Yapılanma hangi gerekçeye dayanırsa dayansın, TTK ve vergi kanunları açısından her bir şirketin ayrı hukuki yapısı ve dolayısıyla yükümlülüğü olduğu için KDV konusu da buna göre şekillenir. Yani her şirketin KDV yükümlülüğü ayrı ayrı dikkate alınır. Bir şirket milyonlarca lira KDV öderken, diğeri indiremediği KDV yükleri dolayısıyla iade alacaklısı konumuna girer.

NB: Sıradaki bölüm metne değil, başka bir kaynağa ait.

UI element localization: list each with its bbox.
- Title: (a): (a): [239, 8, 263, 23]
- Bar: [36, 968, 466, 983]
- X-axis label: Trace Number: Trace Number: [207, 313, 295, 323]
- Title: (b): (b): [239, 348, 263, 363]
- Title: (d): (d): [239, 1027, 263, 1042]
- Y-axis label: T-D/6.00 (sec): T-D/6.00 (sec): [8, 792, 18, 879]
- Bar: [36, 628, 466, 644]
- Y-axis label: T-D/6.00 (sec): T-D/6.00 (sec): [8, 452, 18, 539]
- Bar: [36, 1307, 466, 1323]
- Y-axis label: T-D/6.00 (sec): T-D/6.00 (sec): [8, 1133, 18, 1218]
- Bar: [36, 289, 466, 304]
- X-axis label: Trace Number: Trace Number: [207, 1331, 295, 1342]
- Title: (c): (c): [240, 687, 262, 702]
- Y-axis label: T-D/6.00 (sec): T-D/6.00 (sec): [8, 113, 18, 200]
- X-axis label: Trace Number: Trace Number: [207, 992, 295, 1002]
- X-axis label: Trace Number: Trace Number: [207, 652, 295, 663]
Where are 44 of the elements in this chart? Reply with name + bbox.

Şimdi soruyorum: Yukarıdaki gerekçeler veya gerçekler karşısında, Maliyenin KDV ile ilgili yeni düzenlemesini nasıl buluyorsunuz? Her şeyden önce böyle bir düzenlemeye ihtiyaç var mı? Aynı şekilde düzenleme bu haliyle doğru mu ya da yeterli mi?...
Düzenlemeyi etkin kılmak için şunlar önerilebilir:
- Her şeyden önce bu düzenlemede kurumlar vergisinde önem taşıyan transfer fiyatlandırması konusu göz önünde bulundurulmalı,
- Etkin bir işleyiş için kesinlikle kurumlar vergisinde de grup için konsolidasyona gidilmeli (bu konu daha önce gündeme gelmiş ve fakat devre dışı bırakılmıştı),
- Düzenleme; sektörel, iş hacmi, işletme büyüklüğü itibariyle değil, ortaklık yapıları itibariyle dikkate alınmalı.
Bu şekilde yaklaşım, düzenlemeyi etkili, kalıcı ve yararlı hale getirebilir. Aksi halde yeni düzenleme çok da bekleneni vermez.